The effect of Y2O3 on the grain growth and densification of W matrix during low temperature sintering: Experiments and modelling

Abstract

In this work, the effect of Y2O3 addition on the grain growth and densification of W matrix was explored from a kinetic perspective by comparing the low temperature sintering behavior of W-Y2O3 composite nanopowder system with that of pure W nanopowder system. By combining nonisothermal sintering experiment with the power law of grain growth, it was found that grain boundary diffusion is responsible for the mass transport mechanism in both systems. The inhibition of W grain growth after Y2O3 addition is closely related to the lower surface diffusivity of W skeleton. The densification rate of W skeleton in these two systems were modelled using a periodic 3D arrangement of identical particles and a much smaller grain boundary diffusivity of W skeleton was obtained for W-Y2O3 sample.
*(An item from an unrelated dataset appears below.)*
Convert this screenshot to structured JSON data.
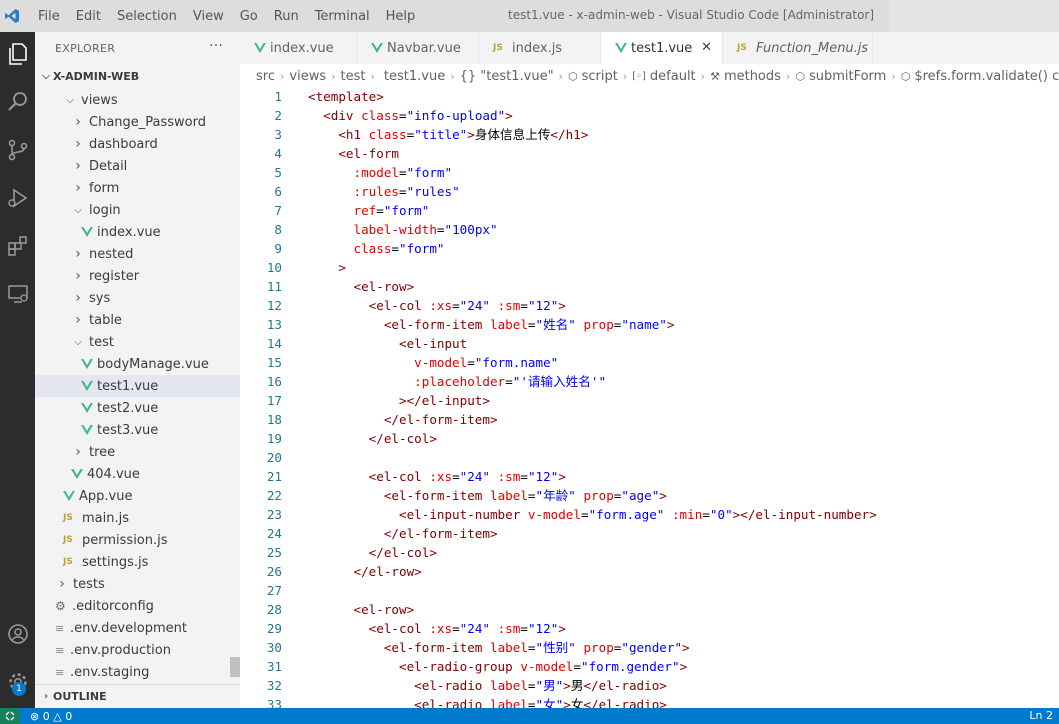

Firstly, it is the decrease in dihedral angle of W matrix after Y2O3 addition that causes a decrease in thermodynamic driving force for densification. Secondly, from the view of atomic mobility, the inhibited W grain growth caused by limited surface diffusivity is one of the reasons impeding densification. Besides, Y2O3 grains distributed at W grain boundary coarsen through wetting W grain boundary, which also has an inhibition effect on the W skeleton densification.